Wenn Einwanderung im Wahlkampf zum Top-Thema wird, ist das für Mitte-links-Parteien selten gut. Wegzuschauen oder zu hoffen, dass das Thema von allein verschwindet, bringt aber überhaupt nichts. Im Gegenteil: Wenn Politiker sich weigern, darüber zu sprechen, kann das die Spannungen zwischen Migranten und Nicht-Migranten sogar noch verstärken. Deshalb muss man sich dem Thema stellen.
Das Wichtigste ist, eine Politik zu entwickeln, die tatsächlich kompetent umgesetzt werden kann, sodass die Menschen sehen, das System ist fair und funktioniert. Es geht ja nicht darum zu sagen: „Keine Migration.“ Unsere Volkswirtschaften sind auf einen stetigen Zustrom an Arbeitskräften angewiesen. Aber wenn die Menschen das Gefühl haben, dass es keine Kontrolle an der Grenze gibt, sind sie schnell verunsichert. Das ist eine völlig verständliche Reaktion. Es lässt übrigens auch an der grundsätzlichen Kompetenz einer Regierung zweifeln, wenn sie nicht glaubwürdig vermitteln kann, wer ins Land kommt und wer nicht.
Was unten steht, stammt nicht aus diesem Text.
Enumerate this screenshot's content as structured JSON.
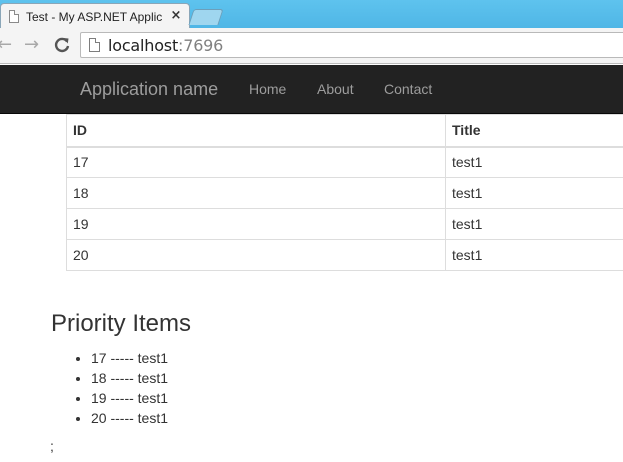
{
  "browser": {
    "tab_title": "Test - My ASP.NET Applic",
    "tab_close": "×",
    "url_host": "localhost",
    "url_port": ":7696",
    "back_glyph": "←",
    "forward_glyph": "→",
    "reload_glyph": "C"
  },
  "navbar": {
    "brand": "Application name",
    "links": [
      "Home",
      "About",
      "Contact"
    ],
    "background": "#222222",
    "link_color": "#9d9d9d"
  },
  "table": {
    "headers": [
      "ID",
      "Title"
    ],
    "rows": [
      [
        "17",
        "test1"
      ],
      [
        "18",
        "test1"
      ],
      [
        "19",
        "test1"
      ],
      [
        "20",
        "test1"
      ]
    ]
  },
  "priority": {
    "heading": "Priority Items",
    "items": [
      "17 ----- test1",
      "18 ----- test1",
      "19 ----- test1",
      "20 ----- test1"
    ]
  },
  "footer_text": ";"
}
Statt mit harter Rhetorik zu versuchen, die Rechte zu überbieten, ist der bessere Ansatz jedoch, ein funktionierendes, gut verwaltetes Einwanderungssystem zu schaffen, das Vertrauen schafft. So nimmt man die Brisanz aus dem Thema – und genau das hat die australische Labor Party gemacht. Man muss das früh in der Legislatur anpacken und nicht in letzter Minute. Im Wahlkampf will man schließlich über Themen wie Wirtschaft und öffentliche Dienstleistungen reden, also über Bereiche, in denen Mitte-links-Parteien tatsächlich punkten können.
Mein Rat wäre daher: Die Tonlage beim Thema Migration herunterfahren, aber die eigene Handlungsfähigkeit deutlich erhöhen. Die Wählerinnen und Wähler müssen das Gefühl haben, dass die Regierung die Situation an den Grenzen im Griff hat.